Inside they found occult symbols, plenty of skulls and bones, portraits of the founders, and strange German slogans about death and such (from which John Birch Society types have concluded that the Skull and Bones is, in fact, the second house of the Bavarian Illuminati).
The second major rash of break-ins occurred nearly a century later as waves of radicalism and feminism swept over the Yale campus, leaving the impression that the Skull and Bones was simply a WASPish boys’ club irreparably in decline. John Pogue, the writer and producer of the 2000 film The Skulls, claimed to have infiltrated the Tomb during his days as a Yale student in the 1980s.
And in the latest violation of its sacred rituals, a team of students armed with a night-vision camera and climbing equipment managed to capture videotape footage of the Skull and Bones’ melodramatic initiation rites, filled with shrieking and mock violence in which a member dressed up as George W. Bush can be heard saying, “I’m gonna kill you like I did Al Gore!”

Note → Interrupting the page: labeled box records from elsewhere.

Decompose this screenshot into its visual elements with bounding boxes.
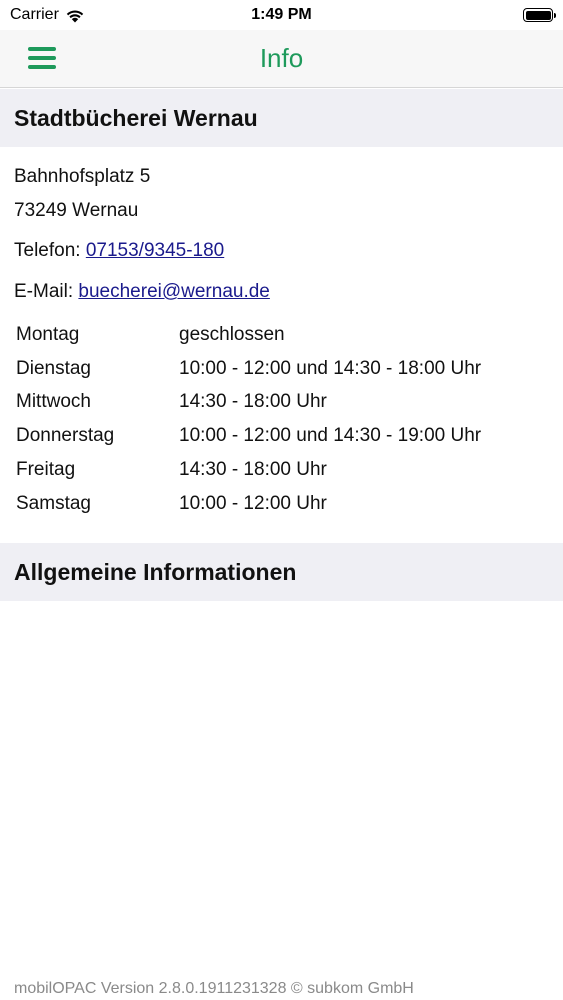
section-header-library: Stadtbücherei Wernau	[0, 89, 563, 147]
battery-level	[525, 10, 551, 20]
battery-icon	[523, 8, 556, 22]
menu-line	[28, 65, 56, 69]
version-footer: mobilOPAC Version 2.8.0.1911231328 © sub…	[14, 980, 414, 997]
menu-line	[28, 47, 56, 51]
email-label: E-Mail:	[14, 281, 79, 302]
day-cell: Mittwoch	[16, 391, 91, 413]
day-cell: Montag	[16, 323, 80, 345]
page-title: Info	[259, 43, 304, 73]
phone-line: Telefon: 07153/9345-180	[14, 240, 224, 262]
address-street: Bahnhofsplatz 5	[14, 166, 151, 187]
table-row: Freitag 14:30 - 18:00 Uhr	[16, 453, 556, 487]
email-line: E-Mail: buecherei@wernau.de	[14, 281, 270, 303]
phone-label: Telefon:	[14, 240, 86, 261]
email-link[interactable]: buecherei@wernau.de	[78, 281, 269, 302]
time-cell: 10:00 - 12:00 und 14:30 - 18:00 Uhr	[179, 357, 482, 379]
status-bar: Carrier 1:49 PM	[0, 0, 563, 30]
section-header-general[interactable]: Allgemeine Informationen	[0, 543, 563, 601]
table-row: Dienstag 10:00 - 12:00 und 14:30 - 18:00…	[16, 352, 556, 386]
phone-link[interactable]: 07153/9345-180	[86, 240, 224, 261]
menu-line	[28, 56, 56, 60]
table-row: Mittwoch 14:30 - 18:00 Uhr	[16, 386, 556, 420]
day-cell: Donnerstag	[16, 425, 115, 447]
navigation-bar: Info	[0, 30, 563, 88]
status-time: 1:49 PM	[251, 6, 312, 23]
day-cell: Freitag	[16, 459, 76, 481]
hamburger-menu-icon[interactable]	[28, 45, 56, 71]
table-row: Samstag 10:00 - 12:00 Uhr	[16, 487, 556, 521]
time-cell: 14:30 - 18:00 Uhr	[179, 459, 327, 481]
time-cell: geschlossen	[179, 323, 285, 345]
time-cell: 10:00 - 12:00 und 14:30 - 19:00 Uhr	[179, 425, 482, 447]
opening-hours-table: Montag geschlossen Dienstag 10:00 - 12:0…	[16, 318, 556, 521]
time-cell: 10:00 - 12:00 Uhr	[179, 492, 327, 514]
day-cell: Dienstag	[16, 357, 91, 379]
address-city: 73249 Wernau	[14, 200, 139, 221]
carrier-label: Carrier	[10, 6, 59, 23]
day-cell: Samstag	[16, 492, 91, 514]
time-cell: 14:30 - 18:00 Uhr	[179, 391, 327, 413]
status-left: Carrier	[10, 6, 85, 24]
table-row: Donnerstag 10:00 - 12:00 und 14:30 - 19:…	[16, 419, 556, 453]
table-row: Montag geschlossen	[16, 318, 556, 352]
wifi-icon	[66, 10, 84, 22]
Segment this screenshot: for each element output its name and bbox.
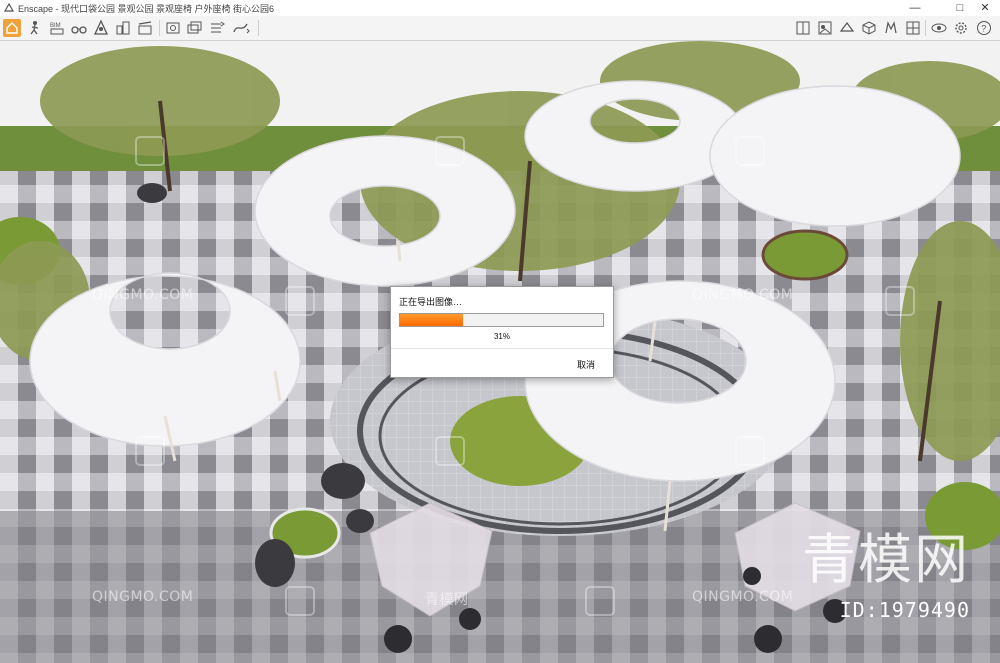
cancel-button[interactable]: 取消: [577, 358, 595, 371]
cube-icon[interactable]: [860, 19, 878, 37]
sun-icon[interactable]: [882, 19, 900, 37]
title-bar: Enscape - 现代口袋公园 景观公园 景观座椅 户外座椅 街心公园6 — …: [0, 0, 1000, 17]
grid-icon[interactable]: [904, 19, 922, 37]
progress-bar: [399, 313, 604, 327]
watermark-logo-icon: [585, 586, 615, 616]
screenshot-icon[interactable]: [164, 19, 182, 37]
walk-icon[interactable]: [26, 19, 44, 37]
visual-settings-icon[interactable]: [930, 19, 948, 37]
watermark-logo-icon: [435, 436, 465, 466]
watermark-logo-icon: [285, 286, 315, 316]
binoculars-icon[interactable]: [70, 19, 88, 37]
buildings-icon[interactable]: [114, 19, 132, 37]
map-pin-icon[interactable]: [92, 19, 110, 37]
video-path-icon[interactable]: [232, 19, 250, 37]
enscape-toolbar: BIM ?: [0, 16, 1000, 41]
home-icon[interactable]: [3, 19, 21, 37]
watermark-text: QINGMO.COM: [92, 589, 194, 605]
svg-text:?: ?: [981, 24, 986, 34]
bim-icon[interactable]: BIM: [48, 19, 66, 37]
batch-render-icon[interactable]: [186, 19, 204, 37]
book-icon[interactable]: [794, 19, 812, 37]
close-button[interactable]: ✕: [970, 0, 1000, 16]
help-icon[interactable]: ?: [975, 19, 993, 37]
watermark-logo-icon: [885, 286, 915, 316]
asset-library-icon[interactable]: [816, 19, 834, 37]
window-title: Enscape - 现代口袋公园 景观公园 景观座椅 户外座椅 街心公园6: [18, 4, 275, 14]
toolbar-separator: [159, 20, 160, 36]
image-id-label: ID:1979490: [839, 598, 970, 622]
material-icon[interactable]: [838, 19, 856, 37]
export-progress-dialog: 正在导出图像… 31% 取消: [390, 286, 614, 378]
watermark-logo-icon: [135, 136, 165, 166]
toolbar-separator: [258, 20, 259, 36]
svg-text:BIM: BIM: [50, 23, 61, 29]
progress-percent: 31%: [493, 332, 510, 341]
watermark-text: QINGMO.COM: [692, 287, 794, 303]
watermark-logo-icon: [135, 436, 165, 466]
settings-icon[interactable]: [952, 19, 970, 37]
watermark-logo-icon: [735, 136, 765, 166]
watermark-logo-icon: [735, 436, 765, 466]
progress-bar-fill: [400, 314, 463, 326]
watermark-logo-icon: [285, 586, 315, 616]
minimize-button[interactable]: —: [900, 0, 930, 16]
toolbar-separator: [925, 20, 926, 36]
clapper-icon[interactable]: [136, 19, 154, 37]
watermark-text: QINGMO.COM: [692, 589, 794, 605]
watermark-logo-icon: [435, 136, 465, 166]
brand-watermark: 青模网: [802, 528, 970, 591]
enscape-logo-icon: [4, 3, 14, 12]
dialog-divider: [391, 348, 613, 349]
watermark-brand-small: 青模网: [425, 592, 469, 608]
watermark-text: QINGMO.COM: [92, 287, 194, 303]
dialog-title: 正在导出图像…: [399, 297, 463, 307]
export-icon[interactable]: [208, 19, 226, 37]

During George H. W. Bush’s run for the presidency in 1988, Bob Woodward (a member of competing Yale secret society Book and Snake) managed to find several of Bush’s fellow Bonesmen who were willing to talk openly about “the Order,” including several (nonsexual) details of Bush’s life-story confessions.

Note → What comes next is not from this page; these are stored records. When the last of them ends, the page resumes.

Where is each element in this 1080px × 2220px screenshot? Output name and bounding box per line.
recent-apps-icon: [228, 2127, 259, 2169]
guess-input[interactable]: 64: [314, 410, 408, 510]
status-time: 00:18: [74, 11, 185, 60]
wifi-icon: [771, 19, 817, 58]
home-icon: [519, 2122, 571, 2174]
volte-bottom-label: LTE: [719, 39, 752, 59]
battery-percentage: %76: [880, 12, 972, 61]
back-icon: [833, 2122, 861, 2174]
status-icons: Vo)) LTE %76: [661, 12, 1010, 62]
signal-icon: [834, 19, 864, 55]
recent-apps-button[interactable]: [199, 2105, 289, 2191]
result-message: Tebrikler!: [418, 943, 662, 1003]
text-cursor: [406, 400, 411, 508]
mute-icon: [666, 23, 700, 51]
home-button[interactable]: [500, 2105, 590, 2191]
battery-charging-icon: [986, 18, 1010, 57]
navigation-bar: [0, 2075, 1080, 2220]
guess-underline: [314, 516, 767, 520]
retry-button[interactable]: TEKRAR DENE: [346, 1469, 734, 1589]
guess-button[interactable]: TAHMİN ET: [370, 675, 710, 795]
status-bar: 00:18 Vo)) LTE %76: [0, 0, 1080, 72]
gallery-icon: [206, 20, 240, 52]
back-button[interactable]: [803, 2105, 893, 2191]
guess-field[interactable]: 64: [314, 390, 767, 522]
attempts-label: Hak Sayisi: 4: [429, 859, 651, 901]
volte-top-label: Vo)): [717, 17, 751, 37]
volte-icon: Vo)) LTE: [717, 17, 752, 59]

These members revealed that one of the two men who were killed when Bush’s plane was shot down in World War II was a member of Skull and Bones, and that Bush grieved deeply for years with this knowledge.
As the first oil baron turned CIA director to become president, Bush could not shake the establishment aura of Yale and the Skull and Bones, and during his reelection bid in 1992, the reactionary-populist Pat Buchanan accused Bush of “running a Skull and Bones presidency.”
However, no such slights or loose lips could be found when it came time for the New Haven–born Texan George W. Bush to make his bid for the White House. In one campaign interview, George W. refused to publicly admit that he was a member and claimed not to know if the society still existed.
However, it is widely rumored around the Yale campus that George W. had his 1968 class of Skull and Bones as guests in the White House shortly after the inauguration to thank them for their assistance and their silence. One can only imagine what they might recall from his “bright college years.”
In 1991 another break-in of sorts occurred when the Skull and Bones engaged in a semipublic debate over the admission of women. Given the highly sexualized nature of the initiation rituals and the masculine bonding that members believe gives the Order its cohesion and loyalty, many members bitterly opposed the inclusion of women. However, the Bonesmen finally voted to admit women, with an as yet unknown modification to their rites and rituals.
At the start of the twenty-first century, with a member in the White House, the Skull and Bones continues to recruit a mix of the well-bred (George W.’s daughter Barbara is certain to be tapped) with the most forward thinking and brightest campus leaders, thereby continuing to fulfill its self-ascribed mission of reproducing the U.S. ruling class.